SAA drawing heavily on R14.4bn government guarantee
National carrier South African Airways (SAA) has drawn R8.3-billion of the R14.4-billion in guarantees extended to it by government, Finance Minister Nhlanhla Nene revealed on Wednesday
He said government had stepped in to address the financial position of the airline, which reported a net loss of R2.6-billion in 2013/14, as a result of high operating costs, losses on several international routes and valuation adjustments.
As with other State-owned companies, any additional support would be premised on SAA having a sustainable turnaround plan, with any further fiscal support to be financed “through offsetting asset sales so that there is no net impact on the budget deficit”.
“Measures to achieve operational efficiencies and restore profitability are now in progress,” Nene, who took over direct shareholder responsibility for the national carrier in December, averred.

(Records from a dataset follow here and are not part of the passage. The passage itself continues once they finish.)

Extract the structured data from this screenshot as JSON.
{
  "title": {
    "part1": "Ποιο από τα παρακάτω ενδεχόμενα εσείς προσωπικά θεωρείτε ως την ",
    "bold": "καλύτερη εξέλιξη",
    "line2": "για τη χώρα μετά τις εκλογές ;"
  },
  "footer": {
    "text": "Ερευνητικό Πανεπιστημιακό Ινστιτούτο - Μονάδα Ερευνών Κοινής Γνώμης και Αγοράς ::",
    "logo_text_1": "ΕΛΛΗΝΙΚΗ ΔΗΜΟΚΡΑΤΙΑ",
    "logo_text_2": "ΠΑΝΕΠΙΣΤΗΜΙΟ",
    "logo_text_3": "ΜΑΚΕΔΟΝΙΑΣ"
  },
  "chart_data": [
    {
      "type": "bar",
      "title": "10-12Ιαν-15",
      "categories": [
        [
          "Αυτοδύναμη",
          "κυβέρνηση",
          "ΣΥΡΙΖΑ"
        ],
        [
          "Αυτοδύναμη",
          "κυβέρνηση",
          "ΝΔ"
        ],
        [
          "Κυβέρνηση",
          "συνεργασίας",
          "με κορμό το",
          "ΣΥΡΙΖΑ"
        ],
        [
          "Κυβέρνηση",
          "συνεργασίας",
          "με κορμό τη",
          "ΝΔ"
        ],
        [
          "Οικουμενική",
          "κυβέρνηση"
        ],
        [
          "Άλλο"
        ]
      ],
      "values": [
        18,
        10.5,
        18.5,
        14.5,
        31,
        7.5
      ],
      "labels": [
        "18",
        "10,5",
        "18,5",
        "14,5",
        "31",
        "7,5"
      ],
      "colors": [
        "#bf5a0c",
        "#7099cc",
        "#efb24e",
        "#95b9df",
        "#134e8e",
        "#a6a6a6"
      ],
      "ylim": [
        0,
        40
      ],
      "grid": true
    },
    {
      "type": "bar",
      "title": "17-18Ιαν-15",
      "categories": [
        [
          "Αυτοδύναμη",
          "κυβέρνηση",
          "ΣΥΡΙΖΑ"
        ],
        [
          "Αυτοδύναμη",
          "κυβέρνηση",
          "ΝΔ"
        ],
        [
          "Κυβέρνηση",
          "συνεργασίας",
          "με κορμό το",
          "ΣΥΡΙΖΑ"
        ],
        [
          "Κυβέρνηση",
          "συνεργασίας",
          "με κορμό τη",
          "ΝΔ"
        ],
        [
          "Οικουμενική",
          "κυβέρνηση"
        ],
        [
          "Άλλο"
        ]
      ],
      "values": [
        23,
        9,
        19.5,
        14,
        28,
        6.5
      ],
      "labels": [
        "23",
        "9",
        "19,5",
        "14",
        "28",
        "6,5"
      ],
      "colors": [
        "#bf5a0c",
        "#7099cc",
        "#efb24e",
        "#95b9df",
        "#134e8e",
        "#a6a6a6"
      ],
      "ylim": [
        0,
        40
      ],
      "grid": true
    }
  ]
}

The associated Budget Review document made specific reference to the 90-day action plan instituted to contain losses, adding that the plan had already produced several results.
SAA confirmed recently that some R600-million in yearly savings would arise from the decision to cull lossmaking services to Beijing, China, and Mumbai, India, as from the end of March.
The cessation of the long-haul routes, together with impending changes to SAA’s North American services, would also make up the lion’s share of R1.25-billion in sustainable savings currently being sought.
A Long-Term Turnaround Strategy, aimed at overhauling of its financial, network, fleet and operational model, was being revalidated and would kick in at the end of the 90-day action plan, which was premised on safeguarding SAA’s immediate going-concern status.